Politischer Hürdenlauf

Kolumne März 2014

Die Bürgerrechtlerin Bärbel Bohley drückte einmal ihre Enttäuschung über die Bundesrepublik so aus: „Wir wollten Gerechtigkeit und bekamen den Rechtsstaat“. Wenn sie von „wir“ sprach, konnte sie sicher sein, im Namen vieler DDR-Bürger zu sprechen. Dabei ist es der Rechtsstaat, der mit all seinem Regelwerk und Gesetzen den sich bedroht Fühlenden zu seinem Recht verhilft.

Oberster Hüter dieser Rechtsordnung ist das Bundesverfassungsgericht. Zwar habendessen höchstrichterlichen Entscheidungen hin und wieder Verwunderung ausgelöst, von krassen Fehlentscheidungen sprach bisher kaum jemand. Das hat sich für mich jetzt geändert. Ich halte das Urteil zur Verfassungswidrigkeit der Drei-Prozent-Sperrklausel im Europawahlrecht für ein Fehlurteil.

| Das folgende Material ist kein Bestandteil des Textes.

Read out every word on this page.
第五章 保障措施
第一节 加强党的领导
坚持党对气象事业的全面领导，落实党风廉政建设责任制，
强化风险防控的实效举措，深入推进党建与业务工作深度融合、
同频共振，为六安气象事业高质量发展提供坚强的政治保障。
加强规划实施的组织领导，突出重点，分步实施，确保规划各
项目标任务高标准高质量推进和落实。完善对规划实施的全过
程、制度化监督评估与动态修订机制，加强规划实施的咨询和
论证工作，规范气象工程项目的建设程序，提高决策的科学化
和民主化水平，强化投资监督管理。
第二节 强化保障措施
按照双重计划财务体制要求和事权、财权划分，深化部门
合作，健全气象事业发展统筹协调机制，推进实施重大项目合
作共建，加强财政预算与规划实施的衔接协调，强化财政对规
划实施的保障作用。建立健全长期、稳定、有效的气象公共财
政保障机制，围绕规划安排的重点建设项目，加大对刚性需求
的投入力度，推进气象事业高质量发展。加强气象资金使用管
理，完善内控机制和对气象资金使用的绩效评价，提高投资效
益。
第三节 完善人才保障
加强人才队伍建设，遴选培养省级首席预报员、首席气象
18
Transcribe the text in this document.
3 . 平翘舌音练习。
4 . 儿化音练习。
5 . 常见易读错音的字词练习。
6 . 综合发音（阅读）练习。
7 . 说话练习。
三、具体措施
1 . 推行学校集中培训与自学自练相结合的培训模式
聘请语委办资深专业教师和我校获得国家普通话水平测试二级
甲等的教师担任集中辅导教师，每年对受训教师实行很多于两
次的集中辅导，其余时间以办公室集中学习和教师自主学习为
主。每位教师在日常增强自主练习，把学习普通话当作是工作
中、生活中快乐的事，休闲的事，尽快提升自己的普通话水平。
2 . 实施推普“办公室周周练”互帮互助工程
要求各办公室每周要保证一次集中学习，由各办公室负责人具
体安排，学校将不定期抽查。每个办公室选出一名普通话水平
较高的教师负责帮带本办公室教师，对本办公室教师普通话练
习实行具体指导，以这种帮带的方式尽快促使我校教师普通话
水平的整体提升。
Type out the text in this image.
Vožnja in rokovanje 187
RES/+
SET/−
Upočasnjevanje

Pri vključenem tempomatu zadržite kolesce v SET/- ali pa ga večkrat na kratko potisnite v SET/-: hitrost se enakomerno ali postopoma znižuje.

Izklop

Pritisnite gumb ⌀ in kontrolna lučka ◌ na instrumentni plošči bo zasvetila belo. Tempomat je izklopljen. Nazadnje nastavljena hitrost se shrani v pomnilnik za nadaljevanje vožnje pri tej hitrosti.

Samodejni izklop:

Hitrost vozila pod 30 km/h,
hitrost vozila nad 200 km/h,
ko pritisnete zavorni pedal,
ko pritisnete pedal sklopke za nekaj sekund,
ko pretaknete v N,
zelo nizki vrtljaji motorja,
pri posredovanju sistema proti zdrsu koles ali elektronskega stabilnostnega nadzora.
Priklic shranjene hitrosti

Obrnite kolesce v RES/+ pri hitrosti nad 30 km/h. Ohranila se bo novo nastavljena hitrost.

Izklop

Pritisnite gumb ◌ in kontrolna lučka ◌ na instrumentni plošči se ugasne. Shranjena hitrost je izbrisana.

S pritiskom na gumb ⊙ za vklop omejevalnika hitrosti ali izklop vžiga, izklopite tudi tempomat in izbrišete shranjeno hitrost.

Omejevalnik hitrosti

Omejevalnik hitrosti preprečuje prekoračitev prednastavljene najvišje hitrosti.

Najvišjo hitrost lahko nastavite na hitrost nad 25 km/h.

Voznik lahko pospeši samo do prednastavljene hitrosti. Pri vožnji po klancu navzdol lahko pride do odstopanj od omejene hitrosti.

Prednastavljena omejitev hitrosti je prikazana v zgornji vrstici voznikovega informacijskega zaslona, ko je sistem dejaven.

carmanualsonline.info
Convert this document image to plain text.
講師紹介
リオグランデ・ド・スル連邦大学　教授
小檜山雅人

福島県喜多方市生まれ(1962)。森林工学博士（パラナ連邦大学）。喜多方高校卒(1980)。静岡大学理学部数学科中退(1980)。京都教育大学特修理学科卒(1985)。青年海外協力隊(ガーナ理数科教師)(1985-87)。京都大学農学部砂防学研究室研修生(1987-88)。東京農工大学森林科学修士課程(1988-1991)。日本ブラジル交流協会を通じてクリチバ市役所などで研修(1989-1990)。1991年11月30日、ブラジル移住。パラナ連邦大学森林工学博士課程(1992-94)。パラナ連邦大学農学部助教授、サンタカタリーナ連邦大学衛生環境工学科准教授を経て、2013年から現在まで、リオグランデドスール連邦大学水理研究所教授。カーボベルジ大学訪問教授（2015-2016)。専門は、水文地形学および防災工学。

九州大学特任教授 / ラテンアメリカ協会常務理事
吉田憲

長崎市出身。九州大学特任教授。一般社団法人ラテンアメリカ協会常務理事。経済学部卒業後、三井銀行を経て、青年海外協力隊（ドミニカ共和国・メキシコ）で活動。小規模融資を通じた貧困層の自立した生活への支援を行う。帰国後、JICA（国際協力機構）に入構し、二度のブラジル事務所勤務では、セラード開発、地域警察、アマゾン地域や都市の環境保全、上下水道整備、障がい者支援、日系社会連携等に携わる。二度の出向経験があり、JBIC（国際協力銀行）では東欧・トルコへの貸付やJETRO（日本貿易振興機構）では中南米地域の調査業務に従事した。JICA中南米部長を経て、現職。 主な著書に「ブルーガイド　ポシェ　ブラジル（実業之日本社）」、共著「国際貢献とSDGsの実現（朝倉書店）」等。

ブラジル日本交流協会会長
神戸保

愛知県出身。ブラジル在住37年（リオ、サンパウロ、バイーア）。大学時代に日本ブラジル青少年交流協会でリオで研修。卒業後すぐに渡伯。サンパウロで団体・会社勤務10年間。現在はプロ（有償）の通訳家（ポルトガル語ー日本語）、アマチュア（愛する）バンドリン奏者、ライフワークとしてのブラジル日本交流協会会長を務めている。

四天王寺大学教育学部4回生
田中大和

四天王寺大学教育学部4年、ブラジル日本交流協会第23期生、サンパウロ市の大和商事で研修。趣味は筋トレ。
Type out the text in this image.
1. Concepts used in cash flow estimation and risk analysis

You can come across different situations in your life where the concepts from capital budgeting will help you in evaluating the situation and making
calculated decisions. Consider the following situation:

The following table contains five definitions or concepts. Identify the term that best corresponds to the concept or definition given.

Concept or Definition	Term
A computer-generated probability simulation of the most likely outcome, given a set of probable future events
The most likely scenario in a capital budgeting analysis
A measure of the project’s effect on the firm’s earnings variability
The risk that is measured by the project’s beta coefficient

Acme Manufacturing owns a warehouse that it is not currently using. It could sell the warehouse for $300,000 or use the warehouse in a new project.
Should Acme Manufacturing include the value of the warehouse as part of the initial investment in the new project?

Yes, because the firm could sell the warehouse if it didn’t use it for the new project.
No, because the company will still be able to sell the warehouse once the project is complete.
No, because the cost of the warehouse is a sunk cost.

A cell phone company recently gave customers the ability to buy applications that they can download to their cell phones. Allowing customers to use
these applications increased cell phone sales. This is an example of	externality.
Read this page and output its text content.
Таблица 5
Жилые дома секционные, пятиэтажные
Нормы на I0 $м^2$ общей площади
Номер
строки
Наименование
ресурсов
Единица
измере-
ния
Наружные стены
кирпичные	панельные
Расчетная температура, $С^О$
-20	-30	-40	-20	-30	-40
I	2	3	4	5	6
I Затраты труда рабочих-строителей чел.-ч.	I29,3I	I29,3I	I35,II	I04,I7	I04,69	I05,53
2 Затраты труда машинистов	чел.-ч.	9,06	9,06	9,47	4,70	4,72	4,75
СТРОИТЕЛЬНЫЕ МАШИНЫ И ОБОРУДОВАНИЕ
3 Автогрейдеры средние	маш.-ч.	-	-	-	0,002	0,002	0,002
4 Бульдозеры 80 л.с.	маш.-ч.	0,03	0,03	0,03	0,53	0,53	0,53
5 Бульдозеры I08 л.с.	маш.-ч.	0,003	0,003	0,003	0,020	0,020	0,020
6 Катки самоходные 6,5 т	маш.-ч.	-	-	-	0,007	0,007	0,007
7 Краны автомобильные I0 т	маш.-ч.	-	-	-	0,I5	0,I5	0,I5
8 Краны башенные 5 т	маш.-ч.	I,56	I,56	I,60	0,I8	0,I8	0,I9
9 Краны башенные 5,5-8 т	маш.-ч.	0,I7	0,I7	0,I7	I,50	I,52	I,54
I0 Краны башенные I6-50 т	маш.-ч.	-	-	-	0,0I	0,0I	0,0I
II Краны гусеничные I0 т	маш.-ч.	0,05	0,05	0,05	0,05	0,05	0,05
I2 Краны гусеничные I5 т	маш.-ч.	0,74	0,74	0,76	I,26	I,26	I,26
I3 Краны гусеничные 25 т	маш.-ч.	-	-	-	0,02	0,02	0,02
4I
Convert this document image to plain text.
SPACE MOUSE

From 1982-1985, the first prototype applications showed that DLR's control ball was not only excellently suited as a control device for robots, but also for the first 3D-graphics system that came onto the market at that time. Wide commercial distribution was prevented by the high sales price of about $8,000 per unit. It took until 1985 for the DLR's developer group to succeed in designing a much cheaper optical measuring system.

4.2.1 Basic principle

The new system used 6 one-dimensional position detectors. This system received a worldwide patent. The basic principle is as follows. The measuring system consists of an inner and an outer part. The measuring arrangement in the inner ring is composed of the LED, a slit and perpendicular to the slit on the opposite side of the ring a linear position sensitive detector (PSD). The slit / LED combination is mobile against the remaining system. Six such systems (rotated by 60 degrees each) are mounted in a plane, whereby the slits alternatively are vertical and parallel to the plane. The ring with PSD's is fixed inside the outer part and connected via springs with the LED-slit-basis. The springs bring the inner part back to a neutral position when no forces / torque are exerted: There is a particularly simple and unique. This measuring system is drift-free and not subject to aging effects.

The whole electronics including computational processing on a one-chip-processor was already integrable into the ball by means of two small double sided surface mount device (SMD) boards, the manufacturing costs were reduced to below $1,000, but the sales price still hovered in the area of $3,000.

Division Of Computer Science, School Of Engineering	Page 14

Es heißt immer, wir leben in einer parlamentarischen Demokratie mit frei gewählten Parlamentariern. Die Verfassungsrichter in ihren beeindruckenden roten Roben werden bisher nur von einem kleinen Bundestagsausschuss ernannt. Höchste Zeit, dass sich das ändert und die Richter vom ganzen Parlament gewählt werden. Mit der jüngsten Entscheidung widerspricht das oberste Gericht einem demokratischen Beschluss des Bundestages. Woher nehmen die Richter die Legitimation für diese einschneidende politische Entscheidung, die sich in einem wichtigen Punkt über den politischen Gestaltungsspielraum des Parlamentes hinwegsetzt? Und das in einer Situation, in der rechtsradikale und erklärt antieuropäische Parteien und Bewegungen immer mehr Zuspruch finden.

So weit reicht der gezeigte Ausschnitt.